Dirigióse el falso Maestro, seguido de algunos incautos
discípulos, al pueblo más próximo. Una vez en la panadería, el falso Maestro
pidió una barrita de pan… ” ¡ Paga!”, ordenó perentorio al discípulo más
próximo a él. Este pagó sin rechistar. Una vez en la calle, una turba comenzó a
seguirles. “¡Maestro!” –exclamó con voz triunfante un paralítico de aspecto
andrajoso y desnutrido— .! Una palabra, una sola palabra y..!. El falso Maestro
no pronunció palabra alguna y apartó hacia un lado al inoportuno. La turba se
sintió defraudada y empezó a lanzar piedras y guijarros al falso Maestro y sus
discípulos, que con las túnicas levantadas hasta las rodillas corrieron cuesta
abajo, alejándose del pueblo… Jadeantes y sedientos llegaron hasta un pozo
donde una campesina de sano aspecto y atractivo rostro llenaba su cántaro de
agua fresca… “¡Dame de beber!” –exclamó el falso Maestro–. Como quiera que la
campesina se resistiera, el falso Maestro le arrebató el cántaro por la fuerza
al mismo tiempo que ordenaba: “¡Ultrajadla, violadla!”. Una vez cumplida su
misión, el falso Maestro y los discípulos llegaron a orillas de un lago.

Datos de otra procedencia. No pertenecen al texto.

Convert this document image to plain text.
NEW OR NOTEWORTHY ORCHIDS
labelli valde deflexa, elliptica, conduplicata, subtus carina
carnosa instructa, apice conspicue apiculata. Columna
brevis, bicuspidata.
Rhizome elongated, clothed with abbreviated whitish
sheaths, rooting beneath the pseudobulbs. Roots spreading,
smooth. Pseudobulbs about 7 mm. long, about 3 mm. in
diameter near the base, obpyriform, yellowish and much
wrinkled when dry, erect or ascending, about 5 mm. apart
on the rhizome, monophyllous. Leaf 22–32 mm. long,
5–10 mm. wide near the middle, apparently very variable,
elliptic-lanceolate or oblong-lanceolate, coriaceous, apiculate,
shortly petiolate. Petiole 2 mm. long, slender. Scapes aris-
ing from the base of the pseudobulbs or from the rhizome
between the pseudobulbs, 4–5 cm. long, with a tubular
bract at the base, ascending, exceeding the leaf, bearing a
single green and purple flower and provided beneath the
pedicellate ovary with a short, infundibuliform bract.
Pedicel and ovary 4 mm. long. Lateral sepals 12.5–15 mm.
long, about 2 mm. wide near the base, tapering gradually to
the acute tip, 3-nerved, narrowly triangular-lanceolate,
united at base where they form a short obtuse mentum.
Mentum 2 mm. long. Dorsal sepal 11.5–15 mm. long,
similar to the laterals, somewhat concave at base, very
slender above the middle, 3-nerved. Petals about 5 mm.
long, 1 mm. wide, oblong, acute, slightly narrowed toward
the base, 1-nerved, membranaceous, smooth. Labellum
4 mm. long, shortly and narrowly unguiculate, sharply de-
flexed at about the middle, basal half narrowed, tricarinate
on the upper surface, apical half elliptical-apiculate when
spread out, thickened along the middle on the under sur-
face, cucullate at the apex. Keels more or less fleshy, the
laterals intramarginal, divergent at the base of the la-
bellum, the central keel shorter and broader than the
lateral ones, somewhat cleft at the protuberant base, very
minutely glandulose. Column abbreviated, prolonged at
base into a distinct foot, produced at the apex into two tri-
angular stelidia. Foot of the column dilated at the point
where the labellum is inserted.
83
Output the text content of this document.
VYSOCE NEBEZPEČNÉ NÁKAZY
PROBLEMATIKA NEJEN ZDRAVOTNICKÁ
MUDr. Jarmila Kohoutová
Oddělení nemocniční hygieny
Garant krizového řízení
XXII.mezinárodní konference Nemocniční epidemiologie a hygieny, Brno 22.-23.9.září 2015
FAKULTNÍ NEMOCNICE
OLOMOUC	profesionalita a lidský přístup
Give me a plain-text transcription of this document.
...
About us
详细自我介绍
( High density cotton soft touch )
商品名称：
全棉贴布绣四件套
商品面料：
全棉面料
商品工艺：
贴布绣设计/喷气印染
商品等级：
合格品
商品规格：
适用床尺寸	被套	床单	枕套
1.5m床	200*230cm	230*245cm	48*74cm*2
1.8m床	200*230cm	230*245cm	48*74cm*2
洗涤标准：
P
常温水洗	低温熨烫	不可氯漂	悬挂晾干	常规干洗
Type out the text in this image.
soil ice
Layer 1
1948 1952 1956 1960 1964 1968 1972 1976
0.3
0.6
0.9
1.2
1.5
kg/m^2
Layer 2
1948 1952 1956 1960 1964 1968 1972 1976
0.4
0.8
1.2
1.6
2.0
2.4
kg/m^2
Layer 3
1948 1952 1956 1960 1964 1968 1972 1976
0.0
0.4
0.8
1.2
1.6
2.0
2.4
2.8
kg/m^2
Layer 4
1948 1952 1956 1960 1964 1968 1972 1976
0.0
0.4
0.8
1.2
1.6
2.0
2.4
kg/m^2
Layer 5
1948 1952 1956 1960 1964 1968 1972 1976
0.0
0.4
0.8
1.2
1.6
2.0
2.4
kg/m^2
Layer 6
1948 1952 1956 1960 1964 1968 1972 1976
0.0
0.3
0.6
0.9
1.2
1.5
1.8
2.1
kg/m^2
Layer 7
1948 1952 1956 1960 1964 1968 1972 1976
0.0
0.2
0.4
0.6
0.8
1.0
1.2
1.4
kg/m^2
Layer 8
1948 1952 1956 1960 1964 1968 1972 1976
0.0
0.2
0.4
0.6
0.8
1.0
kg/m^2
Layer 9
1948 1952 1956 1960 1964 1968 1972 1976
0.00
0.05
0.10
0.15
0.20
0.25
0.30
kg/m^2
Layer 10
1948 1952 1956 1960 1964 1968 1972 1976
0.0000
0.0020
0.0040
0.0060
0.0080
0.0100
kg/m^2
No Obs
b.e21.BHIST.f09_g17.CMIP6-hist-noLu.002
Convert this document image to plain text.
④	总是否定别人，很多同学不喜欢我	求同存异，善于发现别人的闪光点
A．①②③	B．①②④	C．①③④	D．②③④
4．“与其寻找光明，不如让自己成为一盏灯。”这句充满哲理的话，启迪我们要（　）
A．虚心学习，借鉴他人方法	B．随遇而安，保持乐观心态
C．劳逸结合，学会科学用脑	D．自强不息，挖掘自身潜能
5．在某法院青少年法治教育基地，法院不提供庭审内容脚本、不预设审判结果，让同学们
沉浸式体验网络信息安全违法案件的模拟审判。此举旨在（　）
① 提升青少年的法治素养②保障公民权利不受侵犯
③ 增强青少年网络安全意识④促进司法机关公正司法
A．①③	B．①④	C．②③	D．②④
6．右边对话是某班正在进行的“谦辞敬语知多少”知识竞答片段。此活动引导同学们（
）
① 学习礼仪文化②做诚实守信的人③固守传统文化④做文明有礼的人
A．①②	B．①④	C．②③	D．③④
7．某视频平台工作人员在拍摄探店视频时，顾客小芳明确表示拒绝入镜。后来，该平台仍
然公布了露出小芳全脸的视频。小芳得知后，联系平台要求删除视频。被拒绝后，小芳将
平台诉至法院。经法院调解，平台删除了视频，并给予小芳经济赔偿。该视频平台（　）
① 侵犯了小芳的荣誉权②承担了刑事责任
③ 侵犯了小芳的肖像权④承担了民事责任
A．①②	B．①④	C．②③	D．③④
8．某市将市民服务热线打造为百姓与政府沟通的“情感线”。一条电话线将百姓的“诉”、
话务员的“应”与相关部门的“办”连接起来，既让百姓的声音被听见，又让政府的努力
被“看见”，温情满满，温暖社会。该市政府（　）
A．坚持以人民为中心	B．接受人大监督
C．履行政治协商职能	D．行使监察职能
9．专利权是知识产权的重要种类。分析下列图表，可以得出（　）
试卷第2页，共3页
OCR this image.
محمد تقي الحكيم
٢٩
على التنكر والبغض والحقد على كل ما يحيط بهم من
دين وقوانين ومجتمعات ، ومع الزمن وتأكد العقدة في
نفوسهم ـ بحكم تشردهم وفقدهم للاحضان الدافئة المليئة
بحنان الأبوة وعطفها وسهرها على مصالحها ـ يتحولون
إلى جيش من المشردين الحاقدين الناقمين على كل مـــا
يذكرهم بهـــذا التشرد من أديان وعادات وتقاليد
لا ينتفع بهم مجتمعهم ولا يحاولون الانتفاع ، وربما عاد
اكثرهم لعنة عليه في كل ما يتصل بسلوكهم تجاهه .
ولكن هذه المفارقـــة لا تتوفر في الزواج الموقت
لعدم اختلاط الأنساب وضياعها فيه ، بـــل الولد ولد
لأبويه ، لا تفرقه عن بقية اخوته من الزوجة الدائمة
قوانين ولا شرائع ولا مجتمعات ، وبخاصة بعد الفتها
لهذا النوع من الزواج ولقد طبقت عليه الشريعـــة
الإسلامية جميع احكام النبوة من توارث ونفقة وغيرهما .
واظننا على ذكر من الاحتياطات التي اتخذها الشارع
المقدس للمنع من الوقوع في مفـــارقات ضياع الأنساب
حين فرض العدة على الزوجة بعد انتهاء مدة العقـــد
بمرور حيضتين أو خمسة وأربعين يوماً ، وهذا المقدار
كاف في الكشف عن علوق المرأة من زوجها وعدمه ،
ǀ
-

Propinaron una tremenda paliza a un pescador que se negó a prestarles su
embarcación y montaron en ella. Una vez mar adentro se desató una terrible
tormenta. “¡Maestro, sálvanos, que perecemos!”, gritaron los discípulos ante
las encrespadas olas, los vaivenes y bandazos de la embarcación… “iY quién os
ha dicho que yo sea el Maestro?”, gritó el individuo con voz de trueno. Minutos
más tarde zozobró la embarcación y perecieron todos sus ocupantes ahogados. Uno
de los discípulos tuvo fuerzas, ánimo y valor, antes de ahogarse, para
exclamar: “¡Ánimo, Maestro, unos pasitos…!”.